Where His Heart Is

Planned Giving

Terry Scholes enjoys the successes of Scholes Scholars more and more each year.

Terry Scholes

Terry Scholes ('79)

In his years as founding principal of EMC Structural Engineers in Nashville, Terry P. Scholes ('79) made his marks on blueprints in orange ink. "My blood has always run orange," says Scholes. "But it also stands out. Everybody in this town knows that if it's an orange mark, it's mine."

Scholes has made his mark on future Vols in his industry by establishing the Terry P. Scholes Engineering Scholarship Endowment in 2005 and making it a co-beneficiary of his 401(k). A highlight of his year is his annual visit with the Scholes Scholars in the Tickle College of Engineering.

Matthew Lyons, who graduated with a civil engineering degree, says: "The Terry P. Scholes Scholarship was a huge blessing and allowed me to study civil engineering abroad. This once-in-a-lifetime trip to Shanghai immersed us in Chinese culture while we studied about sustainability and smart infrastructure."

Scholes's estate gift will one day enhance the endowment even more, but seeing current students benefiting from his scholarship led him to say, "I want to do it now." In 2014, Scholes increased the size of the endowment, and in 2018 he committed to doubling it again over the next eight years.

Scholes earned his bachelor's in civil engineering in 1977 from Belmont College and began his master's degree in the Tickle College of Engineering.

"I didn't know what structural engineering was, but as soon as I learned about it, I said, 'That's right,'" he says. "I'm one of the rare people who got to do what God made me to do, what I was gifted to do, born to do, and called to do. And I got to do that because of UT."

His favorite professor was Edwin Burdette. In 2011, Scholes was one of several civil engineering alumni who made significant gifts to name the hardened concrete lab in the John D. Tickle Engineering Building in honor of Professor Burdette.

"Everybody loved Ed Burdette," says Scholes, "and he was a great teacher, but I also found out that he was from Weakley County, where my mother's family was from, and his father was from Paris, Tennessee, where my father was from. He knew some of my uncles."

Scholes married Linda Fagg, a high school friend and a psychology major at UT. "We had dated on and off, and then started dating for real." While Linda finished her BA, they lived in married student housing.

After graduation they moved to Nashville, where Scholes founded Engineer Management Company, which became EMC Structural Engineers. They have two children, Joshua and Emily, who are also UT alumni. Joshua earned his BS and MS in aerospace engineering at UT in 2004 and 2005. Emily got her BS in child and family studies with a psychology minor at UT in 2006. She met her husband, Jerrod Waffird, at the UT Alumni Association Davidson County All-Sports Picnic.

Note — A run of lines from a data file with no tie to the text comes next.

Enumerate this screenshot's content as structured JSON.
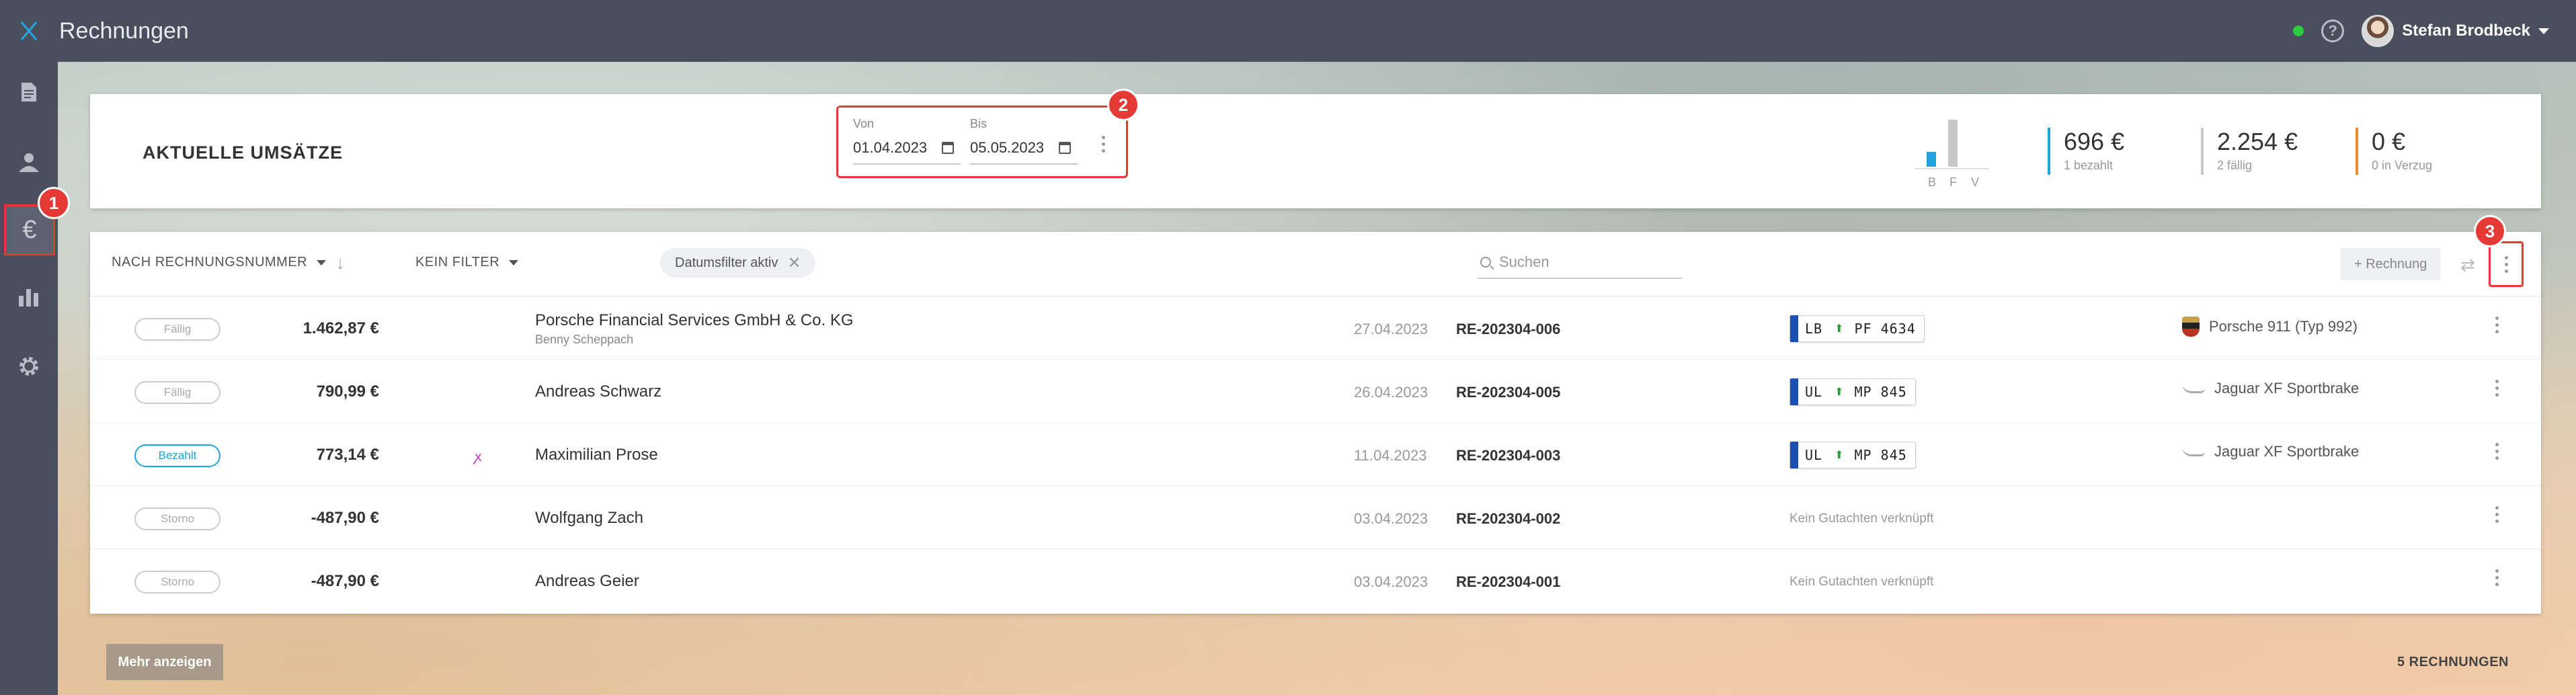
{
  "header": {
    "app_title": "Rechnungen",
    "user_name": "Stefan Brodbeck",
    "status_color": "#2ecc40",
    "help_glyph": "?"
  },
  "sidebar": {
    "items": [
      {
        "icon": "document-icon"
      },
      {
        "icon": "person-icon"
      },
      {
        "icon": "euro-icon",
        "glyph": "€",
        "active": true
      },
      {
        "icon": "bar-chart-icon"
      },
      {
        "icon": "gear-icon"
      }
    ]
  },
  "markers": [
    "1",
    "2",
    "3"
  ],
  "summary": {
    "title": "AKTUELLE UMSÄTZE",
    "date_from_label": "Von",
    "date_from": "01.04.2023",
    "date_to_label": "Bis",
    "date_to": "05.05.2023",
    "mini_chart": {
      "labels": [
        "B",
        "F",
        "V"
      ],
      "values": [
        696,
        2254,
        0
      ],
      "colors": [
        "#1fa4de",
        "#c8c8c8",
        "#f08a24"
      ]
    },
    "stats": [
      {
        "value": "696 €",
        "sub": "1 bezahlt",
        "color": "#1fa4de"
      },
      {
        "value": "2.254 €",
        "sub": "2 fällig",
        "color": "#c8c8c8"
      },
      {
        "value": "0 €",
        "sub": "0 in Verzug",
        "color": "#f08a24"
      }
    ]
  },
  "toolbar": {
    "sort_label": "NACH RECHNUNGSNUMMER",
    "filter_label": "KEIN FILTER",
    "chip_label": "Datumsfilter aktiv",
    "search_placeholder": "Suchen",
    "add_label": "+ Rechnung"
  },
  "invoices": [
    {
      "status": "Fällig",
      "amount": "1.462,87 €",
      "customer": "Porsche Financial Services GmbH & Co. KG",
      "contact": "Benny Scheppach",
      "date": "27.04.2023",
      "number": "RE-202304-006",
      "plate_left": "LB",
      "plate_right": "PF 4634",
      "car": "Porsche 911 (Typ 992)",
      "car_logo": "porsche"
    },
    {
      "status": "Fällig",
      "amount": "790,99 €",
      "customer": "Andreas Schwarz",
      "contact": "",
      "date": "26.04.2023",
      "number": "RE-202304-005",
      "plate_left": "UL",
      "plate_right": "MP 845",
      "car": "Jaguar XF Sportbrake",
      "car_logo": "jaguar"
    },
    {
      "status": "Bezahlt",
      "amount": "773,14 €",
      "customer": "Maximilian Prose",
      "contact": "",
      "date": "11.04.2023",
      "number": "RE-202304-003",
      "plate_left": "UL",
      "plate_right": "MP 845",
      "car": "Jaguar XF Sportbrake",
      "car_logo": "jaguar",
      "amount_icon": "ꭗ"
    },
    {
      "status": "Storno",
      "amount": "-487,90 €",
      "customer": "Wolfgang Zach",
      "contact": "",
      "date": "03.04.2023",
      "number": "RE-202304-002",
      "no_report": "Kein Gutachten verknüpft"
    },
    {
      "status": "Storno",
      "amount": "-487,90 €",
      "customer": "Andreas Geier",
      "contact": "",
      "date": "03.04.2023",
      "number": "RE-202304-001",
      "no_report": "Kein Gutachten verknüpft"
    }
  ],
  "footer": {
    "more_label": "Mehr anzeigen",
    "count_label": "5 RECHNUNGEN"
  }
}
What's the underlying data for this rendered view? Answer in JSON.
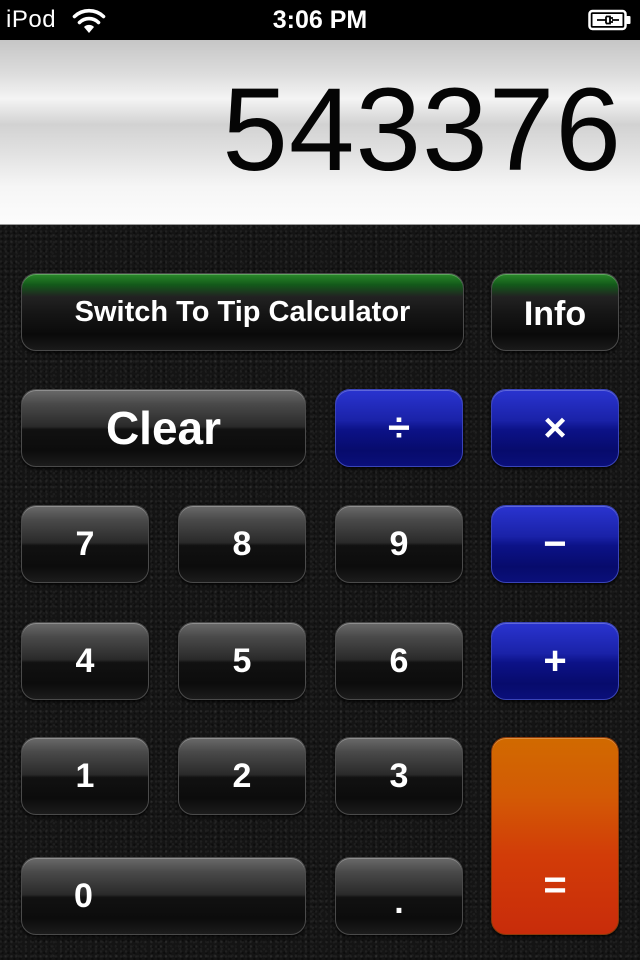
{
  "status_bar": {
    "carrier": "iPod",
    "time": "3:06 PM",
    "wifi_icon": "wifi-icon",
    "battery_icon": "battery-charging-icon"
  },
  "display": {
    "value": "543376"
  },
  "buttons": {
    "switch_mode": "Switch To Tip Calculator",
    "info": "Info",
    "clear": "Clear",
    "divide": "÷",
    "multiply": "×",
    "subtract": "−",
    "add": "+",
    "equals": "=",
    "decimal": ".",
    "digits": {
      "d0": "0",
      "d1": "1",
      "d2": "2",
      "d3": "3",
      "d4": "4",
      "d5": "5",
      "d6": "6",
      "d7": "7",
      "d8": "8",
      "d9": "9"
    }
  },
  "colors": {
    "operator_blue": "#0c1288",
    "equals_orange": "#d2450a",
    "mode_green": "#2a8a2a",
    "key_dark": "#1c1c1c"
  }
}
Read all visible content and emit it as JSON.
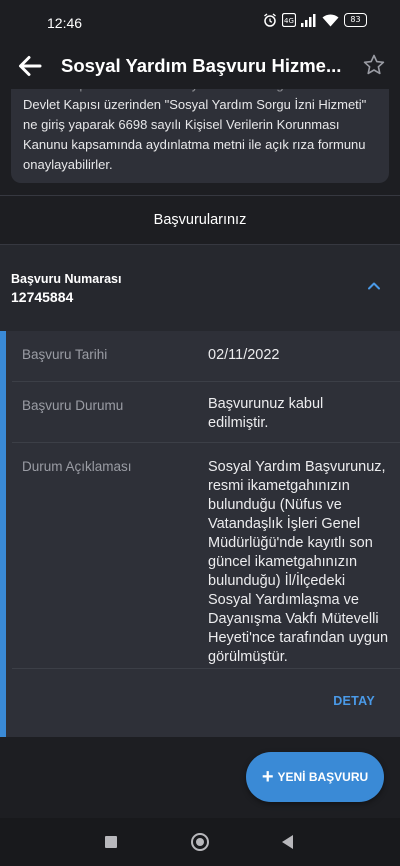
{
  "status_bar": {
    "time": "12:46",
    "battery": "83",
    "icons": [
      "alarm-icon",
      "volte-icon",
      "signal-icon",
      "wifi-icon",
      "battery-icon"
    ]
  },
  "app_bar": {
    "title": "Sosyal Yardım Başvuru Hizmeti",
    "title_display": "Sosyal Yardım Başvuru Hizme...",
    "back_icon": "arrow-left-icon",
    "favorite_icon": "star-outline-icon"
  },
  "info_card": {
    "text_lines": [
      "Devlet Kapısı üzerinden \"Sosyal Yardım Sorgu İzni Hizmeti\"",
      "ne giriş yaparak 6698 sayılı Kişisel Verilerin Korunması",
      "Kanunu kapsamında aydınlatma metni ile açık rıza formunu",
      "onaylayabilirler."
    ]
  },
  "section": {
    "title": "Başvurularınız"
  },
  "application": {
    "number_label": "Başvuru Numarası",
    "number_value": "12745884",
    "expand_icon": "chevron-up-icon",
    "details": [
      {
        "key": "Başvuru Tarihi",
        "value": "02/11/2022"
      },
      {
        "key": "Başvuru Durumu",
        "value": "Başvurunuz kabul edilmiştir."
      },
      {
        "key": "Durum Açıklaması",
        "value": "Sosyal Yardım Başvurunuz, resmi ikametgahınızın bulunduğu (Nüfus ve Vatandaşlık İşleri Genel Müdürlüğü'nde kayıtlı son güncel ikametgahınızın bulunduğu) İl/İlçedeki Sosyal Yardımlaşma ve Dayanışma Vakfı Mütevelli Heyeti'nce tarafından uygun görülmüştür."
      }
    ],
    "detail_button": "DETAY"
  },
  "fab": {
    "label": "YENİ BAŞVURU",
    "icon": "plus-icon"
  },
  "nav_bar": {
    "icons": [
      "recents-square-icon",
      "home-circle-icon",
      "back-triangle-icon"
    ]
  },
  "colors": {
    "accent": "#3a8ad6",
    "background": "#1d1e22",
    "card": "#2e3038"
  }
}
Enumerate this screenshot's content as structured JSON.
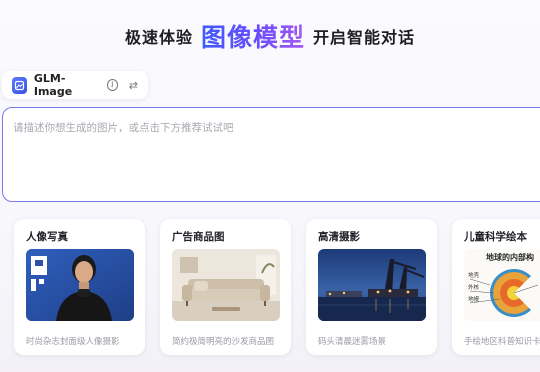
{
  "headline": {
    "prefix": "极速体验",
    "accent": "图像模型",
    "suffix": "开启智能对话"
  },
  "model_selector": {
    "name": "GLM-Image",
    "info_icon": "info-icon",
    "switch_icon": "switch-arrows-icon"
  },
  "prompt": {
    "placeholder": "请描述你想生成的图片，或点击下方推荐试试吧",
    "value": ""
  },
  "cards": [
    {
      "title": "人像写真",
      "desc": "时尚杂志封面级人像摄影",
      "image": "portrait-photo"
    },
    {
      "title": "广告商品图",
      "desc": "简约极简明亮的沙发商品图",
      "image": "sofa-product-photo"
    },
    {
      "title": "高清摄影",
      "desc": "码头清晨迷雾场景",
      "image": "harbor-night-photo"
    },
    {
      "title": "儿童科学绘本",
      "desc": "手绘地区科普知识卡",
      "image": "earth-interior-illustration",
      "image_heading": "地球的内部构",
      "image_labels": [
        "地壳",
        "外核",
        "地幔"
      ]
    }
  ],
  "colors": {
    "accent_start": "#3e5bff",
    "accent_end": "#a45bf0",
    "input_border": "#7a78ea"
  }
}
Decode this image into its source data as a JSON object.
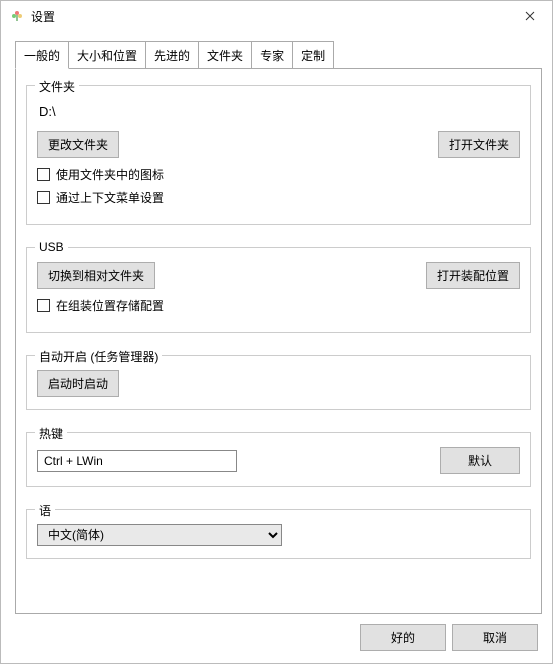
{
  "title": "设置",
  "tabs": [
    "一般的",
    "大小和位置",
    "先进的",
    "文件夹",
    "专家",
    "定制"
  ],
  "group_folder": {
    "label": "文件夹",
    "path": "D:\\",
    "change_btn": "更改文件夹",
    "open_btn": "打开文件夹",
    "use_icons": "使用文件夹中的图标",
    "via_context": "通过上下文菜单设置"
  },
  "group_usb": {
    "label": "USB",
    "switch_btn": "切换到相对文件夹",
    "open_loc_btn": "打开装配位置",
    "store_config": "在组装位置存储配置"
  },
  "group_autostart": {
    "label": "自动开启 (任务管理器)",
    "toggle_btn": "启动时启动"
  },
  "group_hotkey": {
    "label": "热键",
    "value": "Ctrl + LWin",
    "default_btn": "默认"
  },
  "group_lang": {
    "label": "语",
    "value": "中文(简体)"
  },
  "footer": {
    "ok": "好的",
    "cancel": "取消"
  }
}
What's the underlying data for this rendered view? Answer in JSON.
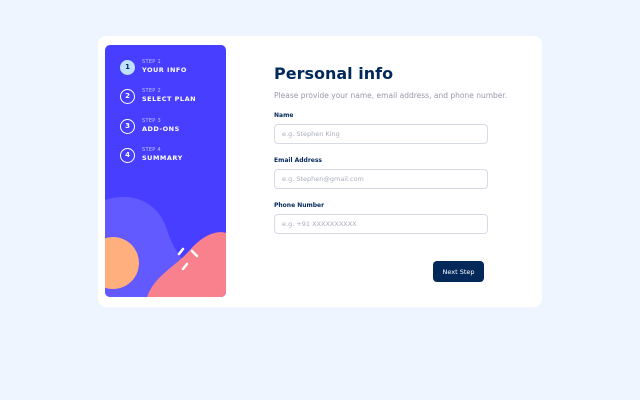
{
  "colors": {
    "sidebar": "#483eff",
    "primary": "#02295a",
    "active_step": "#bee2fd",
    "page_bg": "#eef5fe",
    "muted": "#9699ab",
    "border": "#d6d9e6",
    "shape_orange": "#ffaf7e",
    "shape_pink": "#f9818e",
    "shape_blue": "#6259ff"
  },
  "steps": [
    {
      "number": "1",
      "label": "STEP 1",
      "title": "YOUR INFO",
      "active": true
    },
    {
      "number": "2",
      "label": "STEP 2",
      "title": "SELECT PLAN",
      "active": false
    },
    {
      "number": "3",
      "label": "STEP 3",
      "title": "ADD-ONS",
      "active": false
    },
    {
      "number": "4",
      "label": "STEP 4",
      "title": "SUMMARY",
      "active": false
    }
  ],
  "form": {
    "title": "Personal info",
    "subtitle": "Please provide your name, email address, and phone number.",
    "fields": [
      {
        "label": "Name",
        "placeholder": "e.g. Stephen King",
        "value": ""
      },
      {
        "label": "Email Address",
        "placeholder": "e.g. Stephen@gmail.com",
        "value": ""
      },
      {
        "label": "Phone Number",
        "placeholder": "e.g. +91 XXXXXXXXXX",
        "value": ""
      }
    ],
    "next_label": "Next Step"
  }
}
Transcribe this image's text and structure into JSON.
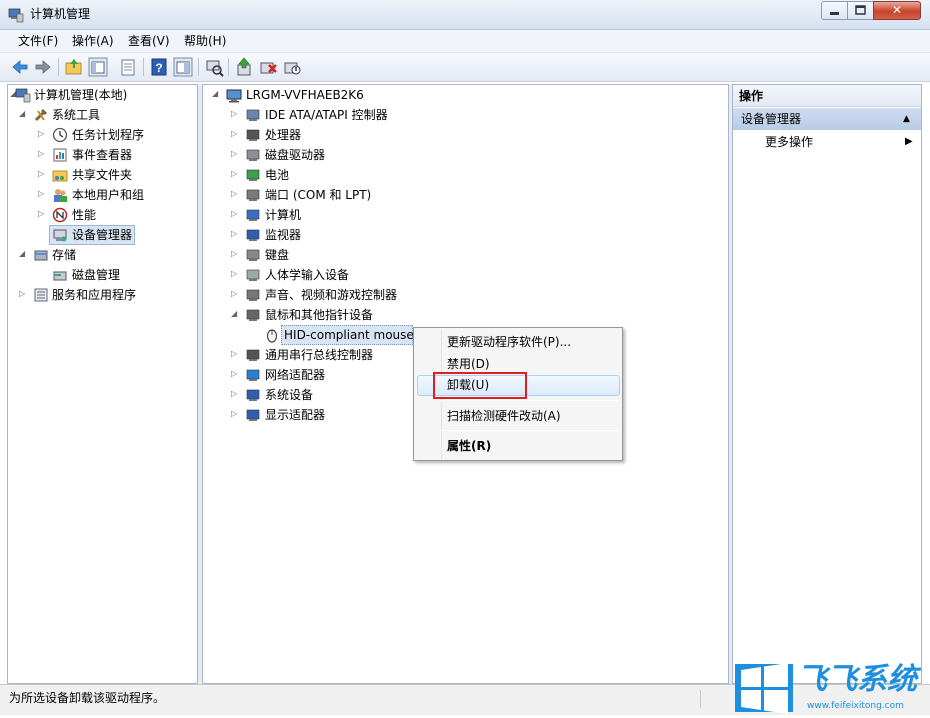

Scholes first started giving back to UT by contributing to the college's general scholarship. Twenty-six years after graduation, he established the scholarship in his name to annually benefit civil and environmental engineering students.

When Scholes first established the scholarship, he expressed gratitude to UT "for helping me make my dream come true."

"It's meaningful for me to create a scholarship," Scholes says. "It's a dream that I'm able to give substantially to something I love. Helping the students—that's where my heart is."